Human cytomegalovirus (HCMV) infection has a profound effect on the human immune system, causing massive clonal expansion of CD8, and to a lesser extend CD4 T cells. The few human trials that have explored the effect of HCMV infection on responses to vaccination are conflicting, with some studies suggesting no effect whilst others suggest decreased or increased immune responses. Recent studies indicate substantial differences in overall immune system reactivity to vaccines based on age and sex, particularly cellular immunity. 225 nine-month old Gambian infants were immunized with diphtheria-tetanus-whole cell pertussis and/or measles vaccines. HCMV infection status was determined by the presence of CMV DNA by PCR of urine samples prior to vaccination. The effect of HCMV infection on either protective antibody immunity or vaccine-specific and overall cellular immune responses 4 weeks post-vaccination was determined, further stratified by sex. Tetanus toxoid-specific antibody responses were significantly lower in HCMV+ infants compared to their HCMV- counterparts, while pertussis, diphtheria and measles antibody responses were generally comparable between the groups. Responses to general T cell stimulation with anti-CD3/anti-CD28 as well as antigen-specific cytokine responses to purified protein derivative (PPD) were broadly suppressed in infants infected with HCMV but, perhaps surprisingly, there was only a minimal impact on antigen-specific cellular responses to vaccine antigens. There was evidence for subtle sex differences in the effects of HCMV infection, in keeping with the emerging evidence suggesting sex differences in homeostatic immunity and in responses to vaccines. This study reassuringly suggests that the high rates of HCMV infection in low income settings have little clinically significant impact on antibody and cellular responses to early life vaccines, while confirming the importance of sex stratification in such studies.
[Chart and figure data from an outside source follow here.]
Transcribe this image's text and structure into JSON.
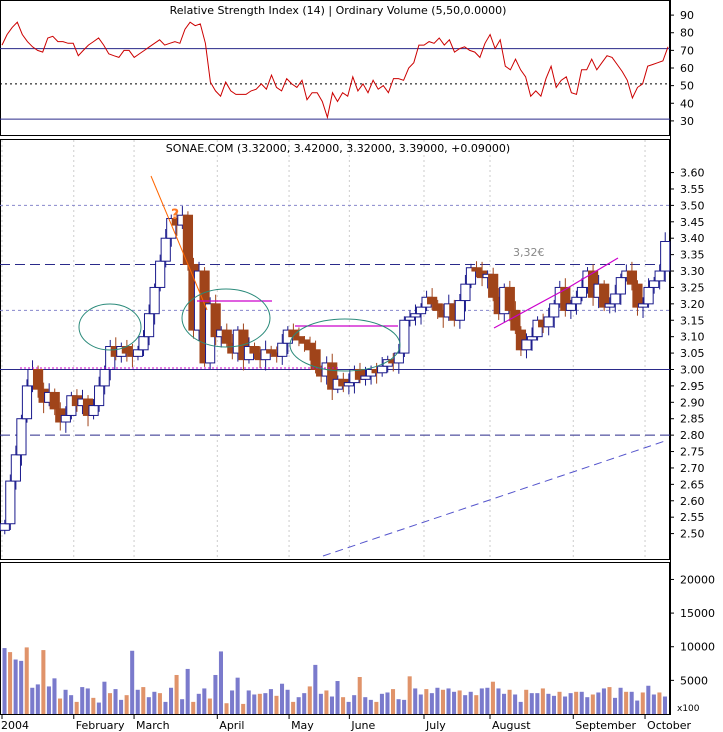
{
  "chart_data": [
    {
      "id": "rsi",
      "type": "line",
      "title": "Relative Strength Index (14) | Ordinary Volume (5,50,0.0000)",
      "ylim": [
        22,
        98
      ],
      "yticks": [
        30,
        40,
        50,
        60,
        70,
        80,
        90
      ],
      "reference_lines": {
        "upper": 71,
        "middle": 51,
        "lower": 31
      },
      "color": "#cc0000",
      "series": [
        {
          "values": [
            73,
            79,
            83,
            86,
            79,
            75,
            72,
            70,
            69,
            77,
            78,
            75,
            75,
            74,
            74,
            67,
            70,
            73,
            75,
            77,
            73,
            68,
            67,
            66,
            70,
            70,
            66,
            68,
            70,
            72,
            74,
            76,
            73,
            74,
            75,
            74,
            82,
            86,
            84,
            85,
            74,
            52,
            47,
            44,
            52,
            47,
            45,
            45,
            45,
            47,
            48,
            51,
            48,
            56,
            49,
            47,
            54,
            51,
            49,
            53,
            42,
            46,
            46,
            41,
            32,
            46,
            41,
            46,
            44,
            55,
            47,
            51,
            46,
            53,
            48,
            50,
            46,
            54,
            54,
            53,
            60,
            63,
            73,
            73,
            75,
            74,
            77,
            73,
            76,
            69,
            71,
            72,
            70,
            69,
            66,
            74,
            79,
            71,
            76,
            61,
            59,
            65,
            59,
            55,
            44,
            47,
            44,
            54,
            61,
            49,
            53,
            55,
            46,
            45,
            59,
            59,
            65,
            59,
            63,
            67,
            66,
            62,
            58,
            53,
            43,
            49,
            51,
            61,
            62,
            63,
            64,
            72
          ]
        }
      ]
    },
    {
      "id": "price",
      "type": "candlestick",
      "title": "SONAE.COM (3.32000, 3.42000, 3.32000, 3.39000, +0.09000)",
      "ylim": [
        2.45,
        3.62
      ],
      "yticks": [
        "3.60",
        "3.55",
        "3.50",
        "3.45",
        "3.40",
        "3.35",
        "3.30",
        "3.25",
        "3.20",
        "3.15",
        "3.10",
        "3.05",
        "3.00",
        "2.95",
        "2.90",
        "2.85",
        "2.80",
        "2.75",
        "2.70",
        "2.65",
        "2.60",
        "2.55",
        "2.50"
      ],
      "grid": true,
      "up_color": "#ffffff",
      "up_border": "#1a1a8c",
      "down_color": "#a0441a",
      "series": [
        {
          "values": [
            2.53,
            2.66,
            2.74,
            2.85,
            2.95,
            3.0,
            2.94,
            2.9,
            2.93,
            2.88,
            2.84,
            2.86,
            2.92,
            2.89,
            2.91,
            2.86,
            2.89,
            2.95,
            3.0,
            3.07,
            3.04,
            3.07,
            3.05,
            3.04,
            3.06,
            3.1,
            3.17,
            3.25,
            3.33,
            3.4,
            3.46,
            3.44,
            3.47,
            3.32,
            3.12,
            3.3,
            3.02,
            3.2,
            3.1,
            3.12,
            3.08,
            3.05,
            3.12,
            3.03,
            3.07,
            3.05,
            3.03,
            3.06,
            3.05,
            3.04,
            3.08,
            3.12,
            3.1,
            3.09,
            3.08,
            3.06,
            3.0,
            2.98,
            3.02,
            2.94,
            2.97,
            2.95,
            2.96,
            3.0,
            2.97,
            2.98,
            3.0,
            2.99,
            3.01,
            3.03,
            3.02,
            3.05,
            3.15,
            3.16,
            3.17,
            3.19,
            3.22,
            3.2,
            3.18,
            3.16,
            3.2,
            3.15,
            3.21,
            3.26,
            3.31,
            3.3,
            3.28,
            3.29,
            3.22,
            3.17,
            3.25,
            3.18,
            3.12,
            3.06,
            3.09,
            3.1,
            3.15,
            3.13,
            3.16,
            3.2,
            3.25,
            3.18,
            3.2,
            3.22,
            3.25,
            3.3,
            3.22,
            3.26,
            3.19,
            3.2,
            3.23,
            3.28,
            3.3,
            3.26,
            3.19,
            3.2,
            3.25,
            3.27,
            3.3,
            3.39
          ]
        }
      ],
      "reference_lines": [
        {
          "value": 3.5,
          "style": "dotted",
          "color": "#8888cc"
        },
        {
          "value": 3.32,
          "style": "dashed",
          "color": "#2a2a8a"
        },
        {
          "value": 3.18,
          "style": "dotted",
          "color": "#8888cc"
        },
        {
          "value": 3.0,
          "style": "solid",
          "color": "#2a2a8a"
        },
        {
          "value": 2.8,
          "style": "dashed",
          "color": "#2a2a8a"
        }
      ],
      "annotations": [
        {
          "type": "text",
          "text": "3,32€"
        },
        {
          "type": "text",
          "text": "?"
        }
      ]
    },
    {
      "id": "volume",
      "type": "bar",
      "ylim": [
        0,
        22000
      ],
      "yticks": [
        5000,
        10000,
        15000,
        20000
      ],
      "unit_label": "x100",
      "colors": [
        "#7a7acc",
        "#e0936a"
      ],
      "series": [
        {
          "values": [
            9800,
            9200,
            8100,
            7900,
            9900,
            3900,
            4400,
            9500,
            4100,
            5300,
            2300,
            3600,
            2800,
            1800,
            4000,
            3800,
            2400,
            1700,
            4800,
            3100,
            3700,
            2100,
            2800,
            9400,
            3600,
            4000,
            2500,
            3300,
            3100,
            1800,
            3900,
            5800,
            2200,
            6700,
            1800,
            3000,
            3800,
            2300,
            5800,
            9300,
            1600,
            3500,
            5400,
            1500,
            3500,
            2900,
            3000,
            3100,
            3700,
            2700,
            4500,
            3600,
            1800,
            2500,
            3100,
            4100,
            7300,
            3000,
            3500,
            2600,
            4900,
            2500,
            1800,
            2800,
            5500,
            2500,
            2100,
            1800,
            3000,
            3200,
            3700,
            2200,
            2100,
            5600,
            3800,
            2900,
            3700,
            3100,
            3900,
            3600,
            3800,
            3300,
            3500,
            2800,
            3300,
            2800,
            3800,
            3900,
            4800,
            3800,
            3000,
            3600,
            2900,
            1800,
            3600,
            3100,
            3100,
            3800,
            3000,
            2700,
            3300,
            2600,
            3100,
            3300,
            3300,
            2500,
            2900,
            3200,
            3800,
            4000,
            2400,
            3900,
            3300,
            3300,
            2000,
            3200,
            4200,
            2900,
            3200,
            2600
          ]
        }
      ]
    }
  ],
  "x_axis": {
    "labels": [
      "2004",
      "February",
      "March",
      "April",
      "May",
      "June",
      "July",
      "August",
      "September",
      "October"
    ],
    "positions": [
      0,
      25,
      46,
      75,
      100,
      121,
      147,
      170,
      199,
      224
    ],
    "total_days": 232
  }
}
Keywords: antibodies; cellular immunity; diphtheria-tetanus-pertussis (DTwP) vaccination; human cytomegalovirus; human infants; measles vaccination; vaccine responses.

Figure 1

Vaccine antibodies 4 weeks after vaccination according to baseline HCMV status. Antibody titres to the vaccine antigens measured 4 weeks after vaccination (infants aged 10 months) according to HCMV status on the day of vaccination. The antibody titer values are shown on a logarithmic scale and each symbol represents an individual infant. The horizontal bar indicates the median value. Only significant adjusted p-values are shown in the figure indicating lower Ttx antibodies in HCMV+ as compared to HCMV- infants. Ttx, tetanus toxoid; Dtx, diphtheria toxoid; Ptx, pertussis toxoidl; FHA, filamaentous haemagglutinin; Prn, pertactin; Fim, fimbriae; MV, measles virus.